4.9.1.1.1 Example 1 \(yy^{\prime \prime }-\left ( y^{\prime }\right ) ^{2}=1\)
\[ yy^{\prime \prime }-\left ( y^{\prime }\right ) ^{2}=1 \]
Let
\(p=y^{\prime }\) then
\(y^{\prime \prime }=pp^{\prime }\). Hence the ode becomes
\begin{align*} ypp^{\prime }-p^{2} & =1\\ p^{\prime } & =\frac {1+p^{2}}{p}\frac {1}{y}\end{align*}
This is separable.
\begin{align*} p^{\prime }\frac {p}{1+p^{2}} & =\frac {1}{y}\\ \frac {p}{1+p^{2}}dp & =\frac {1}{y}dy\\ \int \frac {p}{1+p^{2}}dp & =\int \frac {1}{y}dy\\ \frac {1}{2}\ln \left ( p-1\right ) +\frac {1}{2}\ln \left ( p+1\right ) & =\ln y+c \end{align*}
Or, assuming \(p-1>0,p+1>0\)
\begin{align*} \ln \left ( p-1\right ) +\ln \left ( p+1\right ) & =2\ln y+2c\\ \ln \left ( \left ( p-1\right ) \left ( p+1\right ) \right ) & =\ln y^{2}+c_{1}\\ \left ( p-1\right ) \left ( p+1\right ) & =c_{2}y^{2}\\ p^{2}-1 & =c_{2}y^{2}\\ p^{2} & =c_{2}y^{2}+1 \end{align*}
Hence
\[ p=\pm \sqrt {1+c_{2}y^{2}}\]
Therefore the solution to the original ode is
\[ y^{\prime }\left ( x\right ) =\pm \sqrt {1+c_{2}y^{2}}\]

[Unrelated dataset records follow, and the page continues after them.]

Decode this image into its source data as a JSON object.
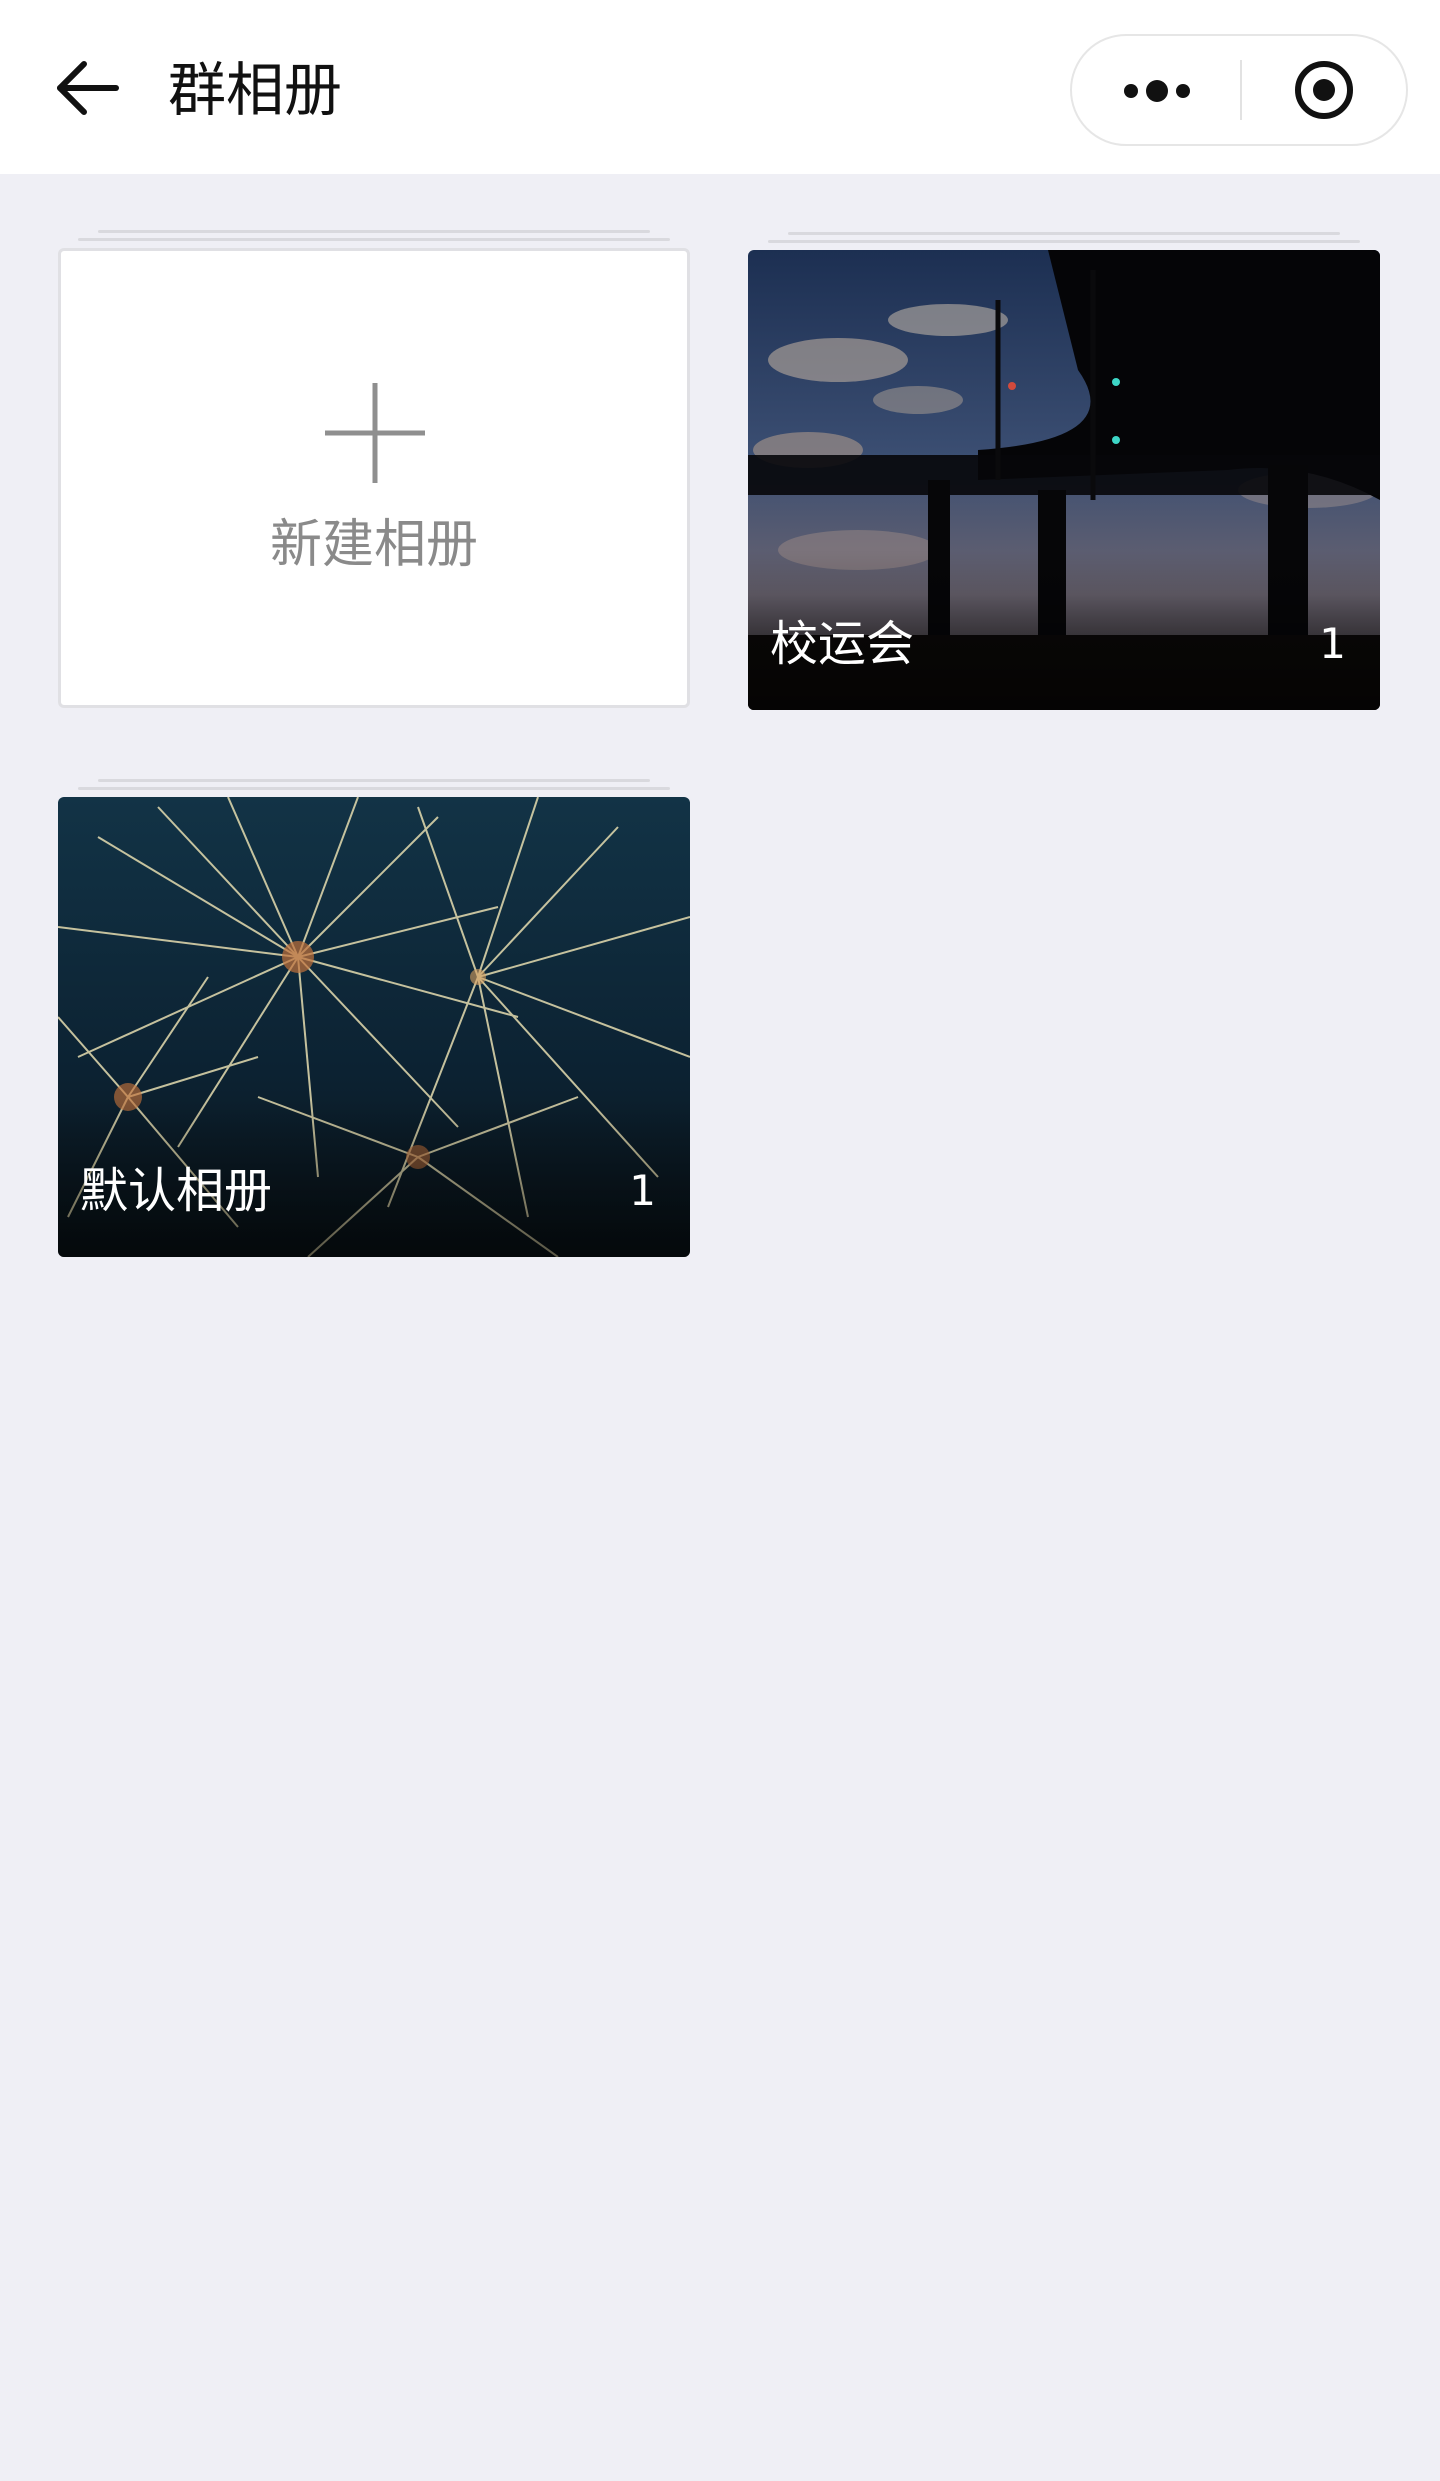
{
  "header": {
    "title": "群相册",
    "back_icon": "arrow-left-icon",
    "more_icon": "more-dots-icon",
    "close_icon": "target-circle-icon"
  },
  "new_album": {
    "label": "新建相册",
    "icon": "plus-icon"
  },
  "albums": [
    {
      "name": "校运会",
      "count": "1",
      "cover": "night-overpass-photo"
    },
    {
      "name": "默认相册",
      "count": "1",
      "cover": "fireworks-photo"
    }
  ],
  "colors": {
    "background": "#efeff5",
    "header_bg": "#ffffff",
    "placeholder_text": "#8a8a8a",
    "overlay_text": "#ffffff"
  }
}
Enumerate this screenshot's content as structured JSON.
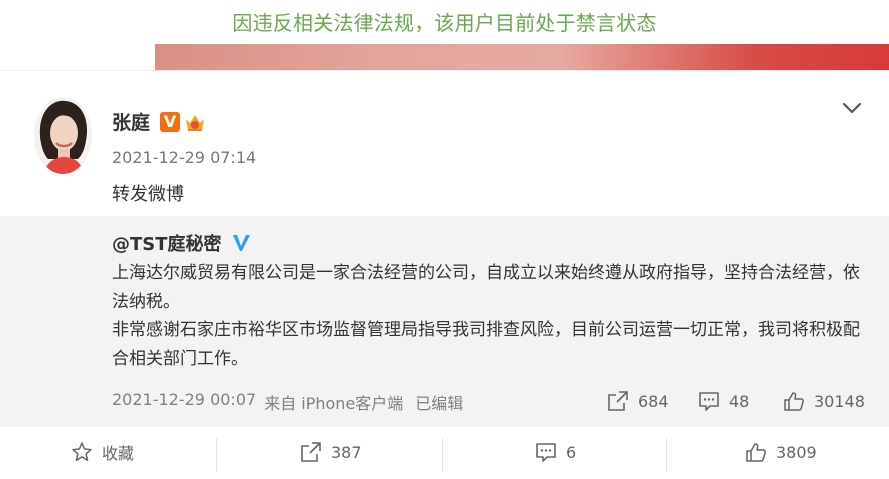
{
  "ban_notice": "因违反相关法律法规，该用户目前处于禁言状态",
  "post": {
    "author": "张庭",
    "verified_badge": "V",
    "timestamp": "2021-12-29 07:14",
    "text": "转发微博",
    "menu_icon": "chevron-down-icon"
  },
  "repost": {
    "author": "@TST庭秘密",
    "paragraphs": [
      "上海达尔威贸易有限公司是一家合法经营的公司，自成立以来始终遵从政府指导，坚持合法经营，依法纳税。",
      "非常感谢石家庄市裕华区市场监督管理局指导我司排查风险，目前公司运营一切正常，我司将积极配合相关部门工作。"
    ],
    "time": "2021-12-29 00:07",
    "source": "来自 iPhone客户端",
    "edited": "已编辑",
    "shares": "684",
    "comments": "48",
    "likes": "30148"
  },
  "bottom_bar": {
    "favorite": "收藏",
    "shares": "387",
    "comments": "6",
    "likes": "3809"
  },
  "colors": {
    "ban_text": "#6aa84f",
    "repost_bg": "#f3f3f5",
    "badge_orange": "#f36f10",
    "badge_blue": "#2f9cf2"
  }
}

This is first order ode which is
separable. The first one gives
\begin{align*} y^{\prime }\left ( x\right ) & =\sqrt {1+c_{2}y^{2}}\\ \frac {dy}{\sqrt {1+c_{2}y^{2}}} & =dx\\ \int \frac {dy}{\sqrt {1+c_{2}y^{2}}} & =\int dx\\ \frac {1}{\sqrt {c_{2}}}\ln \left ( \sqrt {c_{2}}y+\sqrt {1+c_{2}y^{2}}\right ) & =x+c_{3}\\ \ln \left ( \sqrt {c_{2}}y+\sqrt {1+c_{2}y^{2}}\right ) & =\sqrt {c_{2}}x+\sqrt {c_{2}}c_{3}\end{align*}
Where \(c_{2},c_{3}\) are constants. Similar solution result for the negative ode.